In the wake of the Sentry's reappearance as an Avenger, copies of The Sentry #1 suddenly shot up in value in the collector's market.
Powers
The Sentry's powers are derived from a serum which causes his molecules to step an instant ahead of the current timeline. Though most of his powers and their limits are still unknown, he has displayed several abilities similarly possessed by DC's Superman. Such are super-strength, super-speed, invulnerability, and flight. Aside from those mentioned, he can also project energy fields, control light, and has vast psychic and mental forces mainly used for holding his physical powers together, though it is not yet mentioned whether the Sentry can use them the way Professor X and other psychics use theirs; the only psychic abilities he had displayed so far is implanting his memories inside Paul Jenkins' mind and calming the fury of the Hulk.
It may be theorized that the Sentry also has the ability to produce hard-light constructs similar to those of Dazzler's when it was revealed that the Void is a just an expression of his repressed persona, and thus his creation.

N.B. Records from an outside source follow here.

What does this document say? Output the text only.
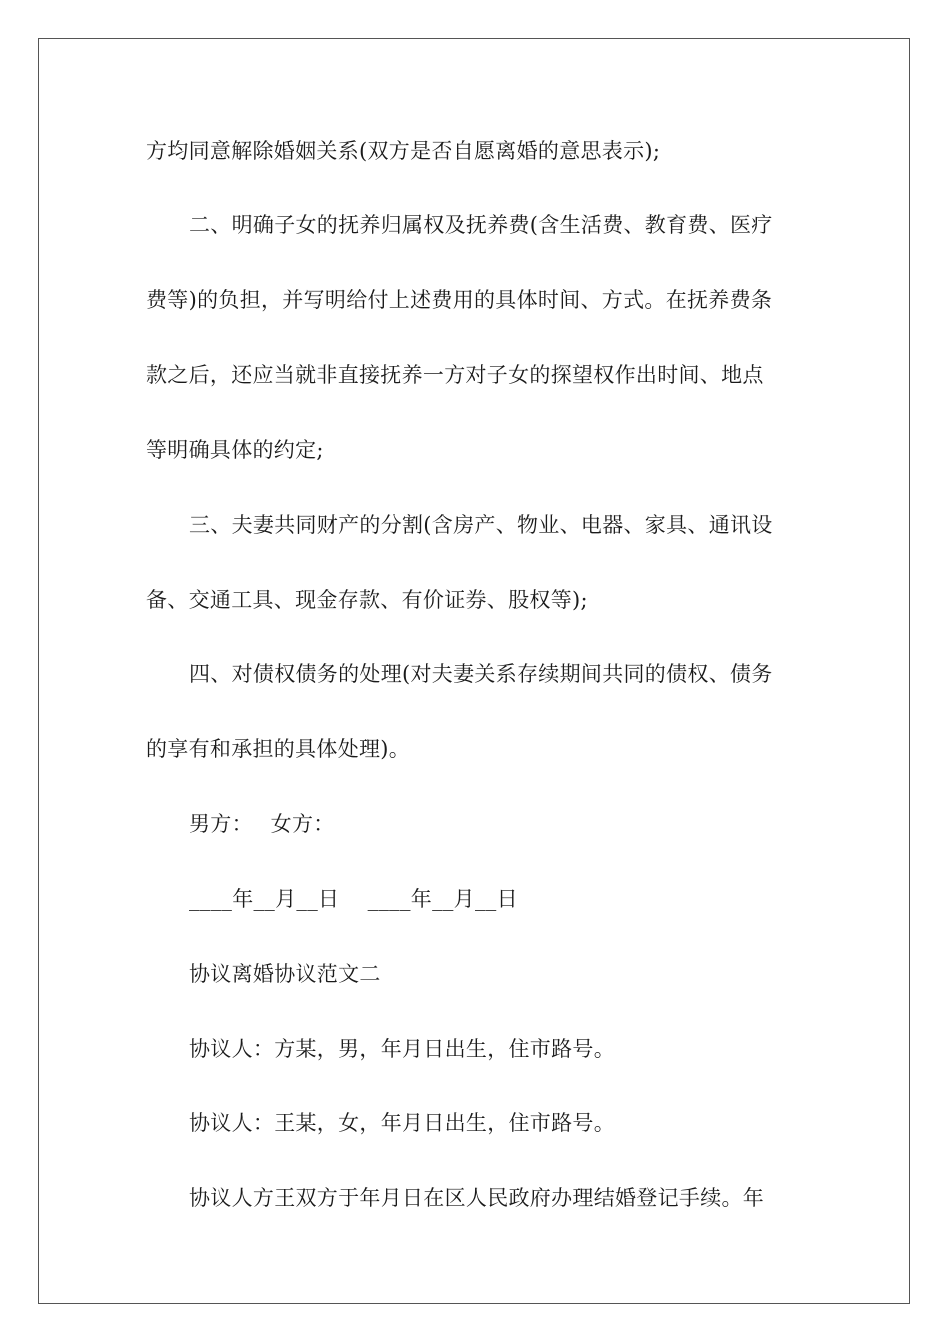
方均同意解除婚姻关系(双方是否自愿离婚的意思表示);
二、明确子女的抚养归属权及抚养费(含生活费、教育费、医疗
费等)的负担，并写明给付上述费用的具体时间、方式。在抚养费条
款之后，还应当就非直接抚养一方对子女的探望权作出时间、地点
等明确具体的约定;
三、夫妻共同财产的分割(含房产、物业、电器、家具、通讯设
备、交通工具、现金存款、有价证券、股权等);
四、对债权债务的处理(对夫妻关系存续期间共同的债权、债务
的享有和承担的具体处理)。
男方：　 女方：
____年__月__日　 ____年__月__日
协议离婚协议范文二
协议人：方某，男，年月日出生，住市路号。
协议人：王某，女，年月日出生，住市路号。
协议人方王双方于年月日在区人民政府办理结婚登记手续。年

With Marvel dubbing The Sentry as the world's most powerful superhero, and with the serum causing a photosynthetic reaction to his body, completely altering his state of consciousness, it is nonetheless conceivable that Sentry's powers are limitless, and may even rival those of the Silver Surfer's and Phoenix's.
He has very similar powers to Gladiator and Hyperion, as they too were based on Superman.